Mas se formos analisar mais friamente, acharemos dúzias de exemplos nos quais comprovaremos a completa decadência de tal instituição organizada. Os livros de história podem ser sim manipuláveis, mas o fato é que eles nos empilham dezenas de citações que dão alguma verossimilhança a essa tese, com exemplos de manipulação, extorsão, assassinatos, genocídios, estupros, e uma longa lista de atributos nada elogiáveis. 

"Nenhum reino nunca derramou tanto sangue quanto o reino de Cristo." Essa frase é de Montesquieu, um iluminista francês bastante desgostoso com os preceitos da igreja cristã em geral. Soa forte, para uns um tanto exagerada; mas não podemos negar que há muita verdade nela.Guerras Santas mataram um número gigantesco de pessoas inocentes, defendendo a bandeira da "salvação" promvida pela palavra de Deus e ensinamentos de Jesus escritos naquele grande livro de ficção, a Bíblia. Bandeira que nunca mais foi que um disfarçe indubitável diante das ameaças de danação no fogo do inferno, escondendo por trás de si unicamente o interesse de dominar valiosas rotas de comércio do oriente para o ocidente. 
No Evangelho de Mateus, Capítulo 6, versículo 24 diz: "Não podeis servir a Deus e ao dinheiro". Ora, como eu posso levar a sério uma instituição que prega uma coisa, mas que seu maior interesse é exatamente o oposto? 

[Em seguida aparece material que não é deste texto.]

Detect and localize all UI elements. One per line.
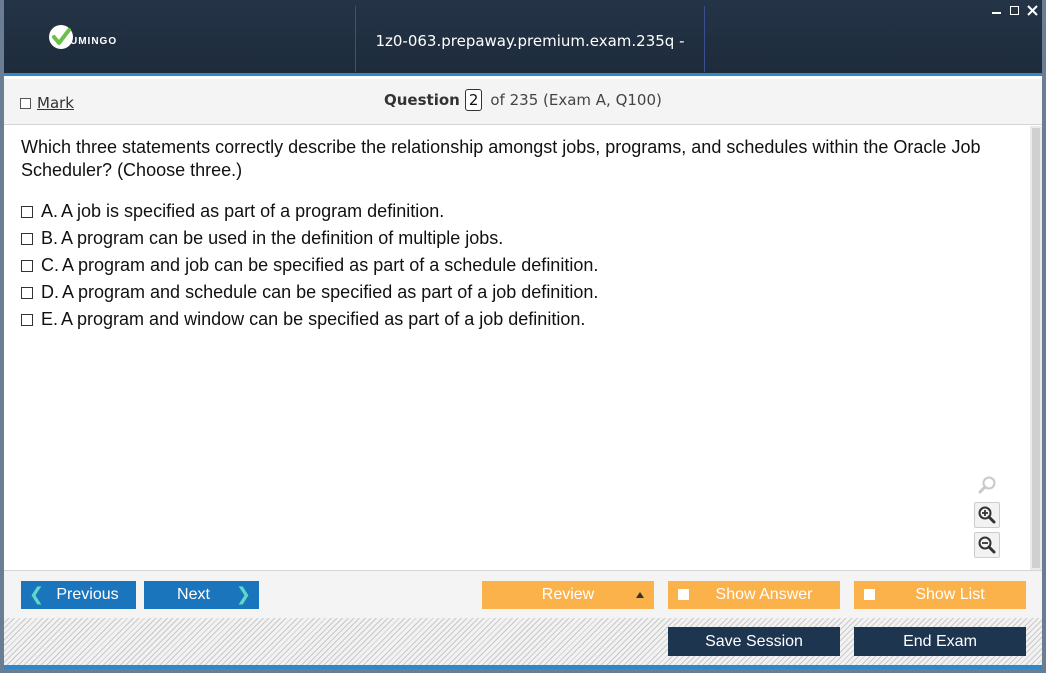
question-content: Which three statements correctly describ… bbox=[4, 126, 1030, 570]
option-text: A program and job can be specified as pa… bbox=[62, 255, 599, 275]
minimize-button[interactable] bbox=[990, 4, 1002, 16]
title-separator-right bbox=[704, 6, 705, 72]
option-letter: A. bbox=[41, 201, 59, 221]
magnifier-icon bbox=[978, 476, 996, 494]
option-d[interactable]: D. A program and schedule can be specifi… bbox=[21, 279, 598, 306]
option-text: A job is specified as part of a program … bbox=[61, 201, 445, 221]
mark-label: Mark bbox=[37, 94, 74, 112]
end-exam-label: End Exam bbox=[903, 632, 977, 650]
zoom-in-icon bbox=[978, 506, 996, 524]
next-label: Next bbox=[177, 586, 210, 603]
question-text: Which three statements correctly describ… bbox=[21, 137, 981, 180]
triangle-up-icon bbox=[636, 592, 644, 598]
option-text: A program and window can be specified as… bbox=[61, 309, 586, 329]
question-header: Mark Question 2 of 235 (Exam A, Q100) bbox=[4, 79, 1042, 125]
show-list-checkbox[interactable] bbox=[864, 589, 875, 600]
option-a[interactable]: A. A job is specified as part of a progr… bbox=[21, 198, 598, 225]
window-title: 1z0-063.prepaway.premium.exam.235q - Exa… bbox=[375, 32, 685, 132]
answer-options: A. A job is specified as part of a progr… bbox=[21, 198, 598, 333]
option-text: A program and schedule can be specified … bbox=[62, 282, 599, 302]
option-c[interactable]: C. A program and job can be specified as… bbox=[21, 252, 598, 279]
zoom-out-icon bbox=[978, 536, 996, 554]
option-a-checkbox[interactable] bbox=[21, 205, 33, 218]
show-answer-label: Show Answer bbox=[715, 586, 813, 603]
footer-bar: Save Session End Exam bbox=[4, 618, 1042, 665]
option-e[interactable]: E. A program and window can be specified… bbox=[21, 306, 598, 333]
option-letter: B. bbox=[41, 228, 59, 248]
question-word: Question bbox=[384, 91, 460, 109]
scrollbar-thumb[interactable] bbox=[1032, 128, 1040, 568]
content-scrollbar[interactable] bbox=[1030, 126, 1042, 570]
option-b-checkbox[interactable] bbox=[21, 232, 33, 245]
option-letter: E. bbox=[41, 309, 59, 329]
option-b[interactable]: B. A program can be used in the definiti… bbox=[21, 225, 598, 252]
close-button[interactable] bbox=[1026, 4, 1038, 16]
option-c-checkbox[interactable] bbox=[21, 259, 33, 272]
logo-text: UMINGO bbox=[70, 35, 118, 47]
question-counter: Question 2 of 235 (Exam A, Q100) bbox=[384, 89, 662, 111]
app-window: UMINGO 1z0-063.prepaway.premium.exam.235… bbox=[4, 0, 1042, 669]
close-icon bbox=[1026, 4, 1038, 16]
minimize-icon bbox=[991, 12, 1001, 14]
previous-label: Previous bbox=[56, 586, 119, 603]
option-text: A program can be used in the definition … bbox=[61, 228, 504, 248]
maximize-icon bbox=[1009, 5, 1019, 15]
question-total: of 235 (Exam A, Q100) bbox=[490, 91, 662, 109]
save-session-label: Save Session bbox=[705, 632, 803, 650]
show-list-label: Show List bbox=[915, 586, 985, 603]
question-number-input[interactable]: 2 bbox=[464, 89, 483, 111]
window-controls bbox=[990, 4, 1038, 16]
review-label: Review bbox=[541, 586, 595, 603]
navigation-bar: ❮ Previous Next ❯ Review Show Answer Sho… bbox=[4, 570, 1042, 618]
zoom-in-button[interactable] bbox=[974, 502, 1000, 528]
option-letter: C. bbox=[41, 255, 59, 275]
mark-checkbox-box[interactable] bbox=[20, 97, 31, 109]
title-bar: UMINGO 1z0-063.prepaway.premium.exam.235… bbox=[4, 0, 1042, 132]
vumingo-logo: UMINGO bbox=[48, 24, 117, 50]
show-answer-button[interactable]: Show Answer bbox=[668, 581, 840, 609]
zoom-controls bbox=[974, 472, 1000, 558]
end-exam-button[interactable]: End Exam bbox=[854, 627, 1026, 656]
show-list-button[interactable]: Show List bbox=[854, 581, 1026, 609]
next-button[interactable]: Next ❯ bbox=[144, 581, 259, 609]
option-letter: D. bbox=[41, 282, 59, 302]
option-e-checkbox[interactable] bbox=[21, 313, 33, 326]
review-button[interactable]: Review bbox=[482, 581, 654, 609]
chevron-right-icon: ❯ bbox=[235, 584, 251, 605]
chevron-left-icon: ❮ bbox=[29, 584, 45, 605]
show-answer-checkbox[interactable] bbox=[678, 589, 689, 600]
option-d-checkbox[interactable] bbox=[21, 286, 33, 299]
maximize-button[interactable] bbox=[1008, 4, 1020, 16]
previous-button[interactable]: ❮ Previous bbox=[21, 581, 136, 609]
zoom-reset-button[interactable] bbox=[974, 472, 1000, 498]
save-session-button[interactable]: Save Session bbox=[668, 627, 840, 656]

Religião, como um todo (E que decididamente difere de religiosidade), é um abraço que sufoca. Ela te oferece conforto, calor, um alento nos momentos de dificuldade. Muito bem, nada de errado nisso, mas o problema é que as exigências para se ter esse conforto são sufocadoras e opressoras, você tem que se dedicar unicamente a louvar ídolos físicos ou não, entregar sua atenção (E muitas vezes dinheiros e bens) aos "intermediários" das doutrinas. Teoricamente, seguidndo fielmente uma religião você se torna um escravo, um tolo dançarino que diverte alguem. 


Como a igreja católica (Ou qualquer outra, aliás) tem a petulância e a altivez de querer falar por Deus? Apoiar-se numa colcha de retalhos histórica e étnica como a Bíblia não é um argumento. Esse livro é o resultado de mais de 4 mil anos de relatos de vários povos, que foi se modificando ao longo dos séculos, e e vou acreditar nisso até o dia em que alguem for capaz de me provar que Deus mandou-a para a Terra via fax. Portanto, acho o fato de essa instituição condenar a homosexualidade a mais grossa e doentia das hipocrisias. Não posso crer que um Deus anunciado como fonte infinita de bondade e que sempre irá perdoar seus filhos, seja esse ser vingativo e que queira punir suas criações com condenações e castigos terríveis. 
A pureza e a virgindade da religiosidade foram perdidas a muito tempo, transformando o silêncio eterno da opressão como via de regra. E o perdão está a venda....


Enfim, não defendo filosofias de alguma organização. Não quero matar Deus e muito menos provar que ele existe. Eu simplesmente quero um mínimo de lógica, de coerência, um facho de luz em meio à cegueira, que deixemos de ser animais estúpidos e nos tornemos realmente seres humanos livres e pensantes, acabando com os grilhões da ignorância e da opressão mesquinha. 

O título deste escrito é referência a saga "The Embrace The Smothers", composta pelo músico holandês Mark Jansen, em suas bandas After Forever e Epica.






Post dedicado a uma grande amiga minha.